Eka is the one

India breaks the supercomputer glass ceiling

It is indeed a proud moment for India as Tata’s Eka supercomputer has made a spectacular entry as the most powerful computer in Asia. It has also been ranked as the fourth fastest in the world in the Top 500 ranking of supercomputers.
What exactly is a supercomputer, you might well ask. Well, it is a computer that works at many times the speed of normal computer and has immense power compared to the normal computers that we see.
The main use of supercomputers is to perform highly calculation-intensive tasks. They would include problems involving quantum physics, analysing data to forecast weather, research on climate and global warming, molecular modelling, etc.

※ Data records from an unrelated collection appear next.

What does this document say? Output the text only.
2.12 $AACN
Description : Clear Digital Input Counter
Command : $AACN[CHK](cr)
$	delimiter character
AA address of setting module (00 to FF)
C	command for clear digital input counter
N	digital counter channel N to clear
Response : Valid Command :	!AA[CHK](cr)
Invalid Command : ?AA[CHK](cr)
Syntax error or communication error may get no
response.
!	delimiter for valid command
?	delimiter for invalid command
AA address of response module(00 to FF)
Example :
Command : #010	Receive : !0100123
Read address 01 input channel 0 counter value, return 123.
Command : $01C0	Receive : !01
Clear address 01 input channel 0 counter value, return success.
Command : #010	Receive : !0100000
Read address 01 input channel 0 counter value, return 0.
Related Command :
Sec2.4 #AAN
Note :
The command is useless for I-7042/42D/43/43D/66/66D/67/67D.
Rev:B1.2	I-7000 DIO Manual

No wonder such computers are to be seen at top universities, or with the defence services, or at research laboratories.
In fact, the Top500 list is released twice a year by the University of Tennessee, USA; Mannheim University, Germany, and at NERSC Lawrence Berkeley National Laboratory which together rank supercomputers worldwide. The test is based on the well respected Linpack N*N Benchmark, which checks processor speed and scalability.
The computer was built by Tata engineers at the Computational Research Laboratories (CRL) in Pune. It cost Rs 118.11 crore ($30 million). The supercomputer was designed by Tata engineers and built with off-the-rack hardware sourced from Hewlett Packard that helped keep the cost of the supercomputer relatively low.
Eka performs at 120 teraflops (trillion floating point calculations). The speed of floating point operations, or FLOPS, is of significance in scientific calculations, since it involves numbers with a floating or decimal point.
The top supercomputer, IBM’s Blue Gene/L, which has been installed in the US, beat others by a tremendous margin; it was almost three times faster than any other machine and four times faster than Eka. It performed at 478.2 teraflops. While American supercomputers have dominated the world, now there is a change in the pecking order, and India’s entry into the elite list is a matter of considerable significance.
Of course, a computer is only useful if it has applications that harness its power productively. It is here that Tata’s software muscle comes into play. CRL has said it is developing applications in as diverse areas as neural simulation, molecular simulation, computational fluid dynamics and crash simulation. S. Ramadorai, Chairman, CRL, highlighted the role of the system in earthquake and Tsunami modelling, as well as its usage in understanding the economy and designing drugs.
Earlier, Param supercomputers, developed by the Centre for Development of Advanced Computing (C-DAC), also in Pune, had propelled India’s entry into the supercomputer arena and Param Padma was ranked No. 171 on the Top500 list in 2003.
The network-centric storage architecture of Param computers is based on state-of-the-art Storage Area Network (SAN) technologies that ensure high performance, scalability and reliable storage.
There was a time when the US had refused to allow a Cray supercomputer to be sent to India. Today, India is in a position to not only make supercomputers but also export them, if it desires to do so. Eka means one in Sanskrit. It is the one that has showcased of India’s growing computer power to the world.

This article was published in The Tribune on November 16, 2007.